Studio album by Stereos
- Released: October 20, 2009
- Genre: Pop; pop rock;
- Length: 35:24
- Label: Universal Music Canada
- Producer: Gavin Brown

Stereos chronology
|  | Stereos (2009) | Uncontrollable (2010) |

Singles from Stereos
- "Summer Girl" Released: June 2009; "Throw Ya Hands Up" Released: September 2009; "Bye Bye Baby" Released: November 2009; "Turn It Up" Released: December 2009; "Butterflies" Released: March 2010; "She Only Likes Me When She's Drunk" Released: July 2010;

= Stereos (album) =

Stereos is the debut album by Canadian pop rock band Stereos, released on October 20, 2009. The deluxe version features two additional tracks "Bye Bye Baby" and "All U Pretty Girls". The album debuted at #3 on the Canadian Albums Chart, and was certified gold by the CRIA with over 40,000 copies sold.

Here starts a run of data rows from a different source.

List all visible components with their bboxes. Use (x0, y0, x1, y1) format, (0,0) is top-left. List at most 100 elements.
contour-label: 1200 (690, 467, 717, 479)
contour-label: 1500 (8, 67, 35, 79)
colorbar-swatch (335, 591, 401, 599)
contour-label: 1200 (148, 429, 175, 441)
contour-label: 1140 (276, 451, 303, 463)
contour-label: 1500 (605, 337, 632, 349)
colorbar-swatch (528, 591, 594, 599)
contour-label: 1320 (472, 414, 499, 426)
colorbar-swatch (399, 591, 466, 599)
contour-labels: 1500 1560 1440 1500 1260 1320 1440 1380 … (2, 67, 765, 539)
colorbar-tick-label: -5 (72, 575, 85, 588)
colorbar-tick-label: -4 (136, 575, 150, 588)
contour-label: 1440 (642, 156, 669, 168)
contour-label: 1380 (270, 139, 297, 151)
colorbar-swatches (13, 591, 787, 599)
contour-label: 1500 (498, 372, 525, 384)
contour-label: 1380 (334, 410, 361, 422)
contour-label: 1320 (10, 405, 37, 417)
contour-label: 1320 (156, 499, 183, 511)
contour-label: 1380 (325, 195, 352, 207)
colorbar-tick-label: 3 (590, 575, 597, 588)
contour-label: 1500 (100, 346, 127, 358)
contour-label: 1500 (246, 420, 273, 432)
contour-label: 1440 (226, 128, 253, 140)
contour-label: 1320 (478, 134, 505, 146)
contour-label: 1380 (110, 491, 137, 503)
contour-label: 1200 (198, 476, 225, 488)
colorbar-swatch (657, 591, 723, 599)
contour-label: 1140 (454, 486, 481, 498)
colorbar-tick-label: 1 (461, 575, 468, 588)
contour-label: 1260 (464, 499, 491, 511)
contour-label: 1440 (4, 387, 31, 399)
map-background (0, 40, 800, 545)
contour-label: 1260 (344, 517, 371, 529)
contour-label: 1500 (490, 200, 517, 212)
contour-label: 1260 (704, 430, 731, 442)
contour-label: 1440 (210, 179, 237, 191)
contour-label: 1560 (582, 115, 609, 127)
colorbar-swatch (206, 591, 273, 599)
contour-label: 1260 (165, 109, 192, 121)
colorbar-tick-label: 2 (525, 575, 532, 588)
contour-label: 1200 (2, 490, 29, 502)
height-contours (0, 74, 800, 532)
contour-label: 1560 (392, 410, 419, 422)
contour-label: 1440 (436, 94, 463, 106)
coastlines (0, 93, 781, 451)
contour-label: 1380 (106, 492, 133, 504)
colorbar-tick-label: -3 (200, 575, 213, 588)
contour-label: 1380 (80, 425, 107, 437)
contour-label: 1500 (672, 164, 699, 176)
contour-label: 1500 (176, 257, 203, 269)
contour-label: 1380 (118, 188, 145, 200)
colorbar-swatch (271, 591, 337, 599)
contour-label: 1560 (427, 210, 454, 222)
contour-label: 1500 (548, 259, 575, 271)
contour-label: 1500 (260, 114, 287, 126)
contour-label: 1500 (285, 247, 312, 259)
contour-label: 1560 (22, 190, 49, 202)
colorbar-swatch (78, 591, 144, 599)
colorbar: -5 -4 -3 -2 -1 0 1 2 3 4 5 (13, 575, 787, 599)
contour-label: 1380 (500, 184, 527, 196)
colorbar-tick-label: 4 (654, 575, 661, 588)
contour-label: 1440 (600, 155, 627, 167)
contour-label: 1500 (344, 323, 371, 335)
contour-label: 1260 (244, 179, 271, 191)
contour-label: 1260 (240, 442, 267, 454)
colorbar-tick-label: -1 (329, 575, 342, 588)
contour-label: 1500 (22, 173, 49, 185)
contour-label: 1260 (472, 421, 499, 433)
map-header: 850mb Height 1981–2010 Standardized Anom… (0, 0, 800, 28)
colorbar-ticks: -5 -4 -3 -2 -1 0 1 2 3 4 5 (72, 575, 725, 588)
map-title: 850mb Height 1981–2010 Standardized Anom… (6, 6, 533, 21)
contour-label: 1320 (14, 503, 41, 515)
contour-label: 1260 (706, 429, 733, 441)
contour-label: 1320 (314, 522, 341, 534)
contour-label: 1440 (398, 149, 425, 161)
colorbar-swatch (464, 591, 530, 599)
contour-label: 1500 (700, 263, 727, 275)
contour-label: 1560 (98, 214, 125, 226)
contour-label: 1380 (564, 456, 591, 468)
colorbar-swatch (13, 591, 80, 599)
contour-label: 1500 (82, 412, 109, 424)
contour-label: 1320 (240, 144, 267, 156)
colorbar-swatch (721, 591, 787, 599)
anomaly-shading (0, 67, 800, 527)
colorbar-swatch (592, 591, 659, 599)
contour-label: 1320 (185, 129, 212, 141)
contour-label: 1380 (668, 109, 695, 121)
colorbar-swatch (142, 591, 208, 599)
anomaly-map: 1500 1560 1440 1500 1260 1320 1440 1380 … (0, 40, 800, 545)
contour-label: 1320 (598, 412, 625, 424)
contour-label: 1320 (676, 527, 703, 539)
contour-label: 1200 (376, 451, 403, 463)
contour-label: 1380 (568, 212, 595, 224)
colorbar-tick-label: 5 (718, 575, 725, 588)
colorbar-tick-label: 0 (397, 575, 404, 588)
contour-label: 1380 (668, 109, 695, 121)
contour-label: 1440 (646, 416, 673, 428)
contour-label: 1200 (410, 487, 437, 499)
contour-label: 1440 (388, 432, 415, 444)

It was nominated for Best Pop Album at the 2010 Juno Awards, but lost to Michael Bublé's Crazy Love.

Professional ratings
Review scores
| Source | Rating |
| AllMusic | Star |

==Track listing==
1. "Addicted" – 2:49
2. "Get with You" (featuring Far East Movement) – 3:00
3. "Summer Girl" – 2:45
4. "Butterflies" – 2:50
5. "Turn It Up" – 2:54
6. "Hey Cupid" – 3:20
7. "Jet Black Cadillac" – 2:57
8. "She Only Likes Me When She's Drunk" – 3:03
9. "Throw Ya Hands Up" (featuring Jhevon Paris) – 2:42
10. "Give You Up" – 3:46

===Deluxe version===
- "Bye Bye Baby" – 3:02

- "All U Pretty Girls" – 3:05

===Deluxe version downloadable tracks===
1. "Paid Like This and What Not"
2. "I Like It"
3. "Throw Ya Hands Up" (Real Talk remix)
4. "LA Dreamin"
5. "Summer Girl" (Coleco remix)
6. "Jet Black Cadillac" (remix feat. Devylle)
7. "Out of Love Song"
8. "Back Home"
9. "No Lie"
10. "Give Euro Up" (Give U Up remix)
11. "Get It On"
12. "Like U Do"

===Bonus tracks===
- "Summer Girl" (acoustic) – 2:43

==Charts==

Chart performance for Stereos
| Chart (2009) | Peak position |
|---|---|
| Canadian Albums (Billboard) | 3 |

==Certifications==

| Region | Certification | Certified units/sales |
| Canada (Music Canada) | Gold | 40,000^{^} |
^{^} Shipments figures based on certification alone.